Un grand flou demeure donc, que ce soit sur l’objectif de ce tandem ou sur les difficultés de gouvernance qu’il est soi-disant amené à résoudre.  Cette nouvelle refonte de la gouvernance que personne n’avait demandé vient par ailleurs remettre sur l’établis les mesures prises en matière de codécision à la suite des Ordonnances « Gouvernance » de mars 2021, et ce alors que personne n’est en mesure de dire si elles ont ou été ou non satisfaisantes faute de bilan réalisé sur leur impact.
 
On ne peut dans ces circonstances que déplorer le tâtonnement généralisé auquel nous assistons depuis bientôt trois mois et s’étonner d’une méthode de concertation dans la lettre de mission balise tellement le chemin qu’elle n’ouvre pas réellement de portes à la co-construction.
 
Cette énième velléité de transformation de la gouvernance résonne également pour de nombreux collègues comme une nouvelle remise en cause de leurs compétences à piloter les établissements de santé. Déjà se fait entendre chez certains l’hypothèse d’un départ vers d’autres responsabilités, faute de reconnaissance à la hauteur des efforts fournis depuis toutes ces années pour tenir à bout de bras des institutions exsangues.
 
Dans ces conditions dantesques :
– Avec le risque d’effondrement de filières entières à l’hôpital dans 10 jours et pour toujours
– Avec une attractivité absente et une activité qui ne reprend pas comme l’a documenté la FHF la semaine dernière à l’occasion du triste anniversaire du 1er confinement
– Avec des débats dénués de sens sur une gouvernance qui ne demande qu’à s’exercer de manière apaisée et efficace pour nos professionnels et nos institutions 

Les directeurs d’hôpital se sentent bien accablés et peu soutenus.
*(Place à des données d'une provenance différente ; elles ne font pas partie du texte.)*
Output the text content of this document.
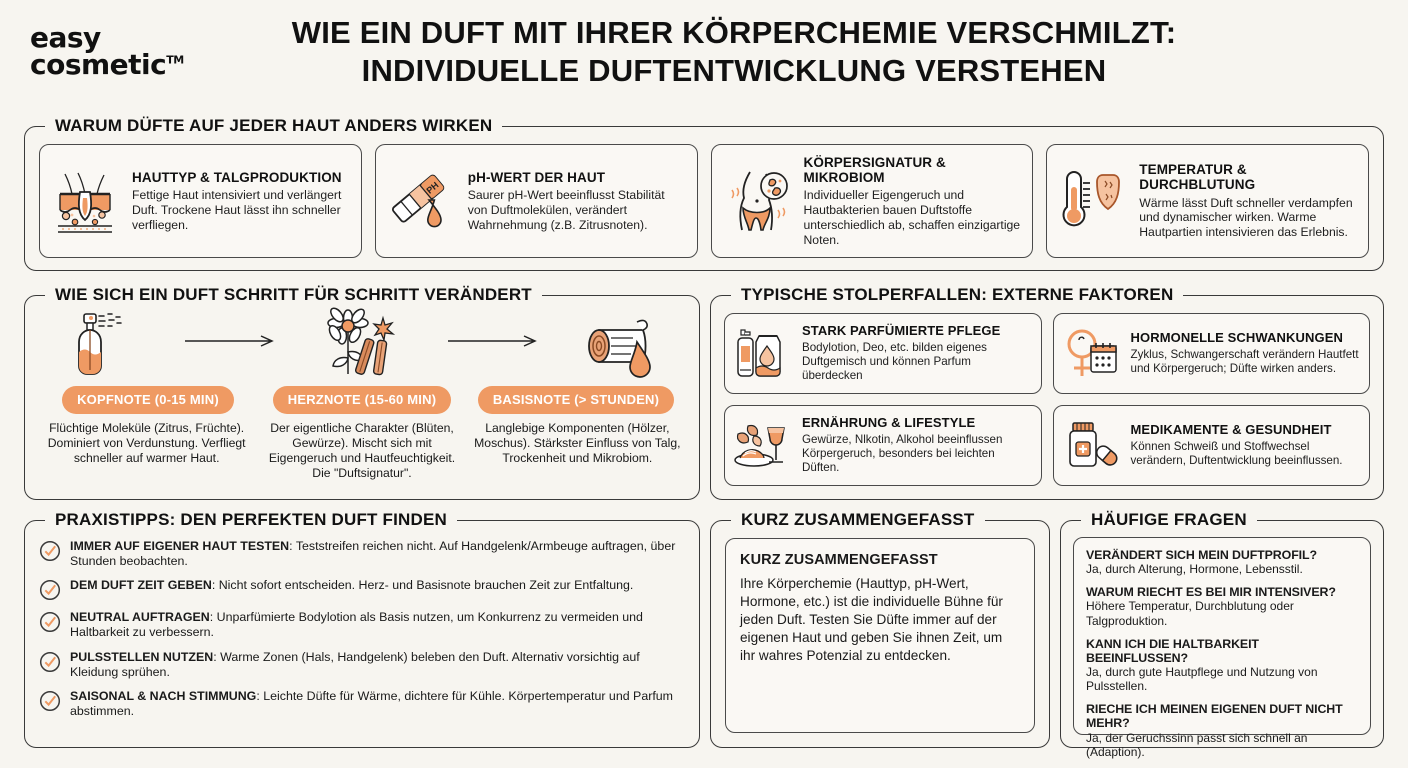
easy
cosmetic™
WIE EIN DUFT MIT IHRER KÖRPERCHEMIE VERSCHMILZT:
INDIVIDUELLE DUFTENTWICKLUNG VERSTEHEN
WARUM DÜFTE AUF JEDER HAUT ANDERS WIRKEN
HAUTTYP & TALGPRODUKTION
Fettige Haut intensiviert und verlängert Duft. Trockene Haut lässt ihn schneller verfliegen.
PH
pH-WERT DER HAUT
Saurer pH-Wert beeinflusst Stabilität von Duftmolekülen, verändert Wahrnehmung (z.B. Zitrusnoten).
KÖRPERSIGNATUR & MIKROBIOM
Individueller Eigengeruch und Hautbakterien bauen Duftstoffe unterschiedlich ab, schaffen einzigartige Noten.
TEMPERATUR & DURCHBLUTUNG
Wärme lässt Duft schneller verdampfen und dynamischer wirken. Warme Hautpartien intensivieren das Erlebnis.
WIE SICH EIN DUFT SCHRITT FÜR SCHRITT VERÄNDERT
KOPFNOTE (0-15 MIN)	HERZNOTE (15-60 MIN)	BASISNOTE (> STUNDEN)
Flüchtige Moleküle (Zitrus, Früchte). Dominiert von Verdunstung. Verfliegt schneller auf warmer Haut.
Der eigentliche Charakter (Blüten, Gewürze). Mischt sich mit Eigengeruch und Hautfeuchtigkeit. Die "Duftsignatur".
Langlebige Komponenten (Hölzer, Moschus). Stärkster Einfluss von Talg, Trockenheit und Mikrobiom.
TYPISCHE STOLPERFALLEN: EXTERNE FAKTOREN
STARK PARFÜMIERTE PFLEGE
Bodylotion, Deo, etc. bilden eigenes Duftgemisch und können Parfum überdecken
HORMONELLE SCHWANKUNGEN
Zyklus, Schwangerschaft verändern Hautfett und Körpergeruch; Düfte wirken anders.
ERNÄHRUNG & LIFESTYLE
Gewürze, Nlkotin, Alkohol beeinflussen Körpergeruch, besonders bei leichten Düften.
MEDIKAMENTE & GESUNDHEIT
Können Schweiß und Stoffwechsel verändern, Duftentwicklung beeinflussen.
PRAXISTIPPS: DEN PERFEKTEN DUFT FINDEN
IMMER AUF EIGENER HAUT TESTEN: Teststreifen reichen nicht. Auf Handgelenk/Armbeuge auftragen, über Stunden beobachten.
DEM DUFT ZEIT GEBEN: Nicht sofort entscheiden. Herz- und Basisnote brauchen Zeit zur Entfaltung.
NEUTRAL AUFTRAGEN: Unparfümierte Bodylotion als Basis nutzen, um Konkurrenz zu vermeiden und Haltbarkeit zu verbessern.
PULSSTELLEN NUTZEN: Warme Zonen (Hals, Handgelenk) beleben den Duft. Alternativ vorsichtig auf Kleidung sprühen.
SAISONAL & NACH STIMMUNG: Leichte Düfte für Wärme, dichtere für Kühle. Körpertemperatur und Parfum abstimmen.
KURZ ZUSAMMENGEFASST
KURZ ZUSAMMENGEFASST
Ihre Körperchemie (Hauttyp, pH-Wert, Hormone, etc.) ist die individuelle Bühne für jeden Duft. Testen Sie Düfte immer auf der eigenen Haut und geben Sie ihnen Zeit, um ihr wahres Potenzial zu entdecken.
HÄUFIGE FRAGEN
VERÄNDERT SICH MEIN DUFTPROFIL?
Ja, durch Alterung, Hormone, Lebensstil.
WARUM RIECHT ES BEI MIR INTENSIVER?
Höhere Temperatur, Durchblutung oder Talgproduktion.
KANN ICH DIE HALTBARKEIT BEEINFLUSSEN?
Ja, durch gute Hautpflege und Nutzung von Pulsstellen.
RIECHE ICH MEINEN EIGENEN DUFT NICHT MEHR?
Ja, der Geruchssinn passt sich schnell an (Adaption).
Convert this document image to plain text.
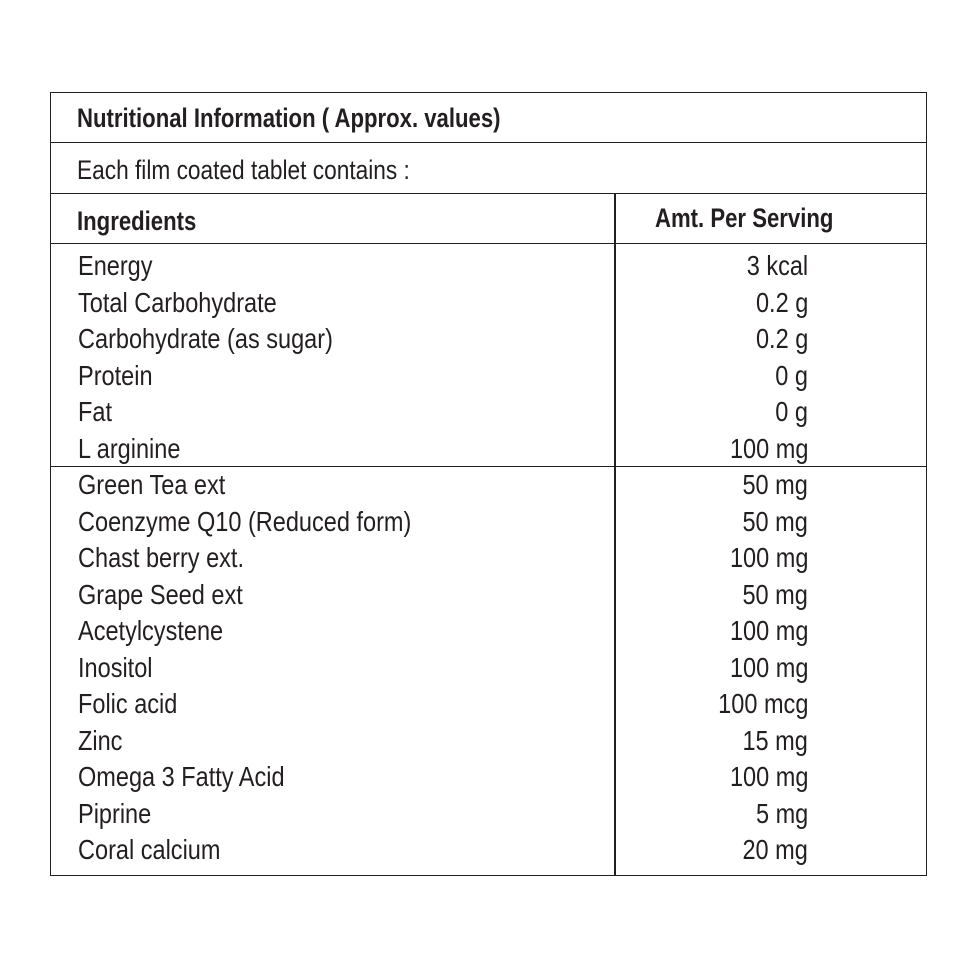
Nutritional Information ( Approx. values)
Each film coated tablet contains :
Ingredients	Amt. Per Serving
Energy	3 kcal
Total Carbohydrate	0.2 g
Carbohydrate (as sugar)	0.2 g
Protein	0 g
Fat	0 g
L arginine	100 mg
Green Tea ext	50 mg
Coenzyme Q10 (Reduced form)	50 mg
Chast berry ext.	100 mg
Grape Seed ext	50 mg
Acetylcystene	100 mg
Inositol	100 mg
Folic acid	100 mcg
Zinc	15 mg
Omega 3 Fatty Acid	100 mg
Piprine	5 mg
Coral calcium	20 mg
Le flou entourant les contours de l’hypothétique arrimage à la haute FPE ne seront même pas un réconfort matériel en la circonstance, puisqu’il nous faudra encore patienter pour en débattre.
 

Tomber 6 fois, se relever une 7èmeSans doute est-ce la destinée de ceux et celles que nous sommes, directeurs qui tiennent à bras les corps et courent pieds nus le marathon sans fin de l’exercice périlleux de nos missions. Ce dont ont besoin les directeurs c’est de retrouver la sérénité qui leur fait défaut aujourd’hui. De telles attentes vont bien au-delà du champ des rémunérations mais questionnent en réalité tout ce qui fait notre métier. Pour sortir de la sinistrose, nous ne pourrons faire l’économie de ces réflexions.
 
Gageons que nous soyons au moins reconnus pour cet effort immense et collectif pour que nous ne soyons pas définitivement un jour au sol avec nos communautés et nos établissements.